I turn around on the cushion to face her, and the tears threatening in her green eyes make me want to promise her the world.

“You can have all of those things,” I tell her. “With me, if you’ll let yourself try.”

“What if I’m not good at it? What if I’m too damaged or too independent or too—”

“What if you’re perfect exactly as you are?”

She studies my face like she’s looking for lies or false promises. Whatever she sees must satisfy her, because she nods.

“Okay,” she whispers.

“Okay, what?”

“Okay, I’ll try.”

The relief that floods through me is so complete that I have to close my eyes for a moment to believe it. When I open them again, she’s watching me with something that looks suspiciously like wonder.

“Thank you,” I tell her.

“For what?”

“For trusting me with this. For staying. For being brave enough to let yourself want something good.”

She reaches out and touches my face with fingers that smell like the massage oil she used on my shoulders. “Thank you for catching me when I jumped off that shipping container.”

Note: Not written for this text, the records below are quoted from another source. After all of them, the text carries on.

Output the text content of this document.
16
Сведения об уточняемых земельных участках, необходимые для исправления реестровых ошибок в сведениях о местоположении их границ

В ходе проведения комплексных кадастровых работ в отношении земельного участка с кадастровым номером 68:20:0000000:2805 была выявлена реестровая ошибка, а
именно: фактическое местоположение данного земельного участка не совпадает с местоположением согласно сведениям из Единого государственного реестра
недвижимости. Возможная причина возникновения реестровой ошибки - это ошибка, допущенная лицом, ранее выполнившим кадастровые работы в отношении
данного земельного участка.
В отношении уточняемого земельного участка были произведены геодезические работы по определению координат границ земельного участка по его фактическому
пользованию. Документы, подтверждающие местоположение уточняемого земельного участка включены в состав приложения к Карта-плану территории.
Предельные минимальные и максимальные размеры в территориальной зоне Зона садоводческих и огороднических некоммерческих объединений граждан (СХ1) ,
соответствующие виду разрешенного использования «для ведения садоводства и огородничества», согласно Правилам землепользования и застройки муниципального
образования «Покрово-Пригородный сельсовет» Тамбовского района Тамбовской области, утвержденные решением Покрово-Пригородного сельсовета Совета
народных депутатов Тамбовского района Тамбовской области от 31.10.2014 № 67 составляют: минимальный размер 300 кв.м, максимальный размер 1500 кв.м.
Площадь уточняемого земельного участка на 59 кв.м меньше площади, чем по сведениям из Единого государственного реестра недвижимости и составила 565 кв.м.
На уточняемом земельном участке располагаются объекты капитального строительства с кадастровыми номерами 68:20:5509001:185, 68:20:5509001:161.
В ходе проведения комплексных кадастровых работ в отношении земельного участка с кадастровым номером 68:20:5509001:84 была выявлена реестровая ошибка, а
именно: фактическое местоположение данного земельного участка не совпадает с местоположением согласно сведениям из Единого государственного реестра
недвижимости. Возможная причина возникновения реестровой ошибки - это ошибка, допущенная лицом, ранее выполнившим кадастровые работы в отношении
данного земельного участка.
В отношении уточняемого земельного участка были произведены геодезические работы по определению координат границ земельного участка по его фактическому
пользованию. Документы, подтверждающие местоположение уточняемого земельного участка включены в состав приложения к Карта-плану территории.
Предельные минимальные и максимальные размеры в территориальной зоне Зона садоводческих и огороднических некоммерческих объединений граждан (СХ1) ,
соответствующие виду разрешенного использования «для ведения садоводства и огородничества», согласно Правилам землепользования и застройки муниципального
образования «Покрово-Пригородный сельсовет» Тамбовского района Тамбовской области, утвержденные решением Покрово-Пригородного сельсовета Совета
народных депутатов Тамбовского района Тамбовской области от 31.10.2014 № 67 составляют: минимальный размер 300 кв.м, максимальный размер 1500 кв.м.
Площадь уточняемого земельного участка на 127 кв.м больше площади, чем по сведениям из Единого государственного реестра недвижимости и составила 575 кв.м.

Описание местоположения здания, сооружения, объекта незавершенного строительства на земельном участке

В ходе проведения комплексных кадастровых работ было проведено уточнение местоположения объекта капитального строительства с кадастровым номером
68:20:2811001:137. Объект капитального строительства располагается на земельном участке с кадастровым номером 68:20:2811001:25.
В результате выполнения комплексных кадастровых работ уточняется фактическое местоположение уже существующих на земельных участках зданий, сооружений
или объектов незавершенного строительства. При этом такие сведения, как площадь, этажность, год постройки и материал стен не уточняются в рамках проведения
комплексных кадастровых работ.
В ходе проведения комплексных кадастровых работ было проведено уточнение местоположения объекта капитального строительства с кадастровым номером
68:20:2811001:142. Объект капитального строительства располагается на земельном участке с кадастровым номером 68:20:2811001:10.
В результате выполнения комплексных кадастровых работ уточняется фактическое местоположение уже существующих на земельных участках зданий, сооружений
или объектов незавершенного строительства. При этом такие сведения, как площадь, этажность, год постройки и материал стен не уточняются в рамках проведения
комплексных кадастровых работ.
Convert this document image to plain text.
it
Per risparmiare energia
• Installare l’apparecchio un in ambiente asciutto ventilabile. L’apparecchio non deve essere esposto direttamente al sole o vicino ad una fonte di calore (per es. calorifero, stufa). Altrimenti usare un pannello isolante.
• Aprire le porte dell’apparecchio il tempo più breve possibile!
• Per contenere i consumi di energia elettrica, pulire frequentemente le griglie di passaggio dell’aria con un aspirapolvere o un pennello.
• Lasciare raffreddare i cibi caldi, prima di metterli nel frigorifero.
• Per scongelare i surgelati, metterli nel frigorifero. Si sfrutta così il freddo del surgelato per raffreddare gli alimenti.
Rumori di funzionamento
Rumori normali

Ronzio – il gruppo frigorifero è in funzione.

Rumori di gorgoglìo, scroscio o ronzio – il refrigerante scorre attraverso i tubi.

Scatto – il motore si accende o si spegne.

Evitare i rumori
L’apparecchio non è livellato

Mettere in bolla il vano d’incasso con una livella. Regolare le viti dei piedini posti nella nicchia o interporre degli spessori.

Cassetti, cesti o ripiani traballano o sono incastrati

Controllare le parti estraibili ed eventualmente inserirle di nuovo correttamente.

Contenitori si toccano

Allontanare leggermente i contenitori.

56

“Thank you for jumping in the first place.”

We sit there looking at each other, both of us aware that something fundamental has changed between us tonight. The attraction has always been there, but now there’s something deeper—understanding, trust, the beginning of real intimacy.

“I should probably let you get some sleep,” she says eventually, though she makes no move to get up.

“Stay with me tonight,” I hear myself saying. “Not for anything physical, just… stay. I don’t want to be alone, and I don’t think you do either.”

“Maksim…”

“Just to sleep. I have a huge bed, and after today, I think we could both use the comfort of not being alone.”

She bites her lower lip while she considers the request, and I hold my breath waiting for her answer. Finally, she nods.

“Okay. Just to sleep.”

“Just to sleep,” I agree, though we both know it means more than that.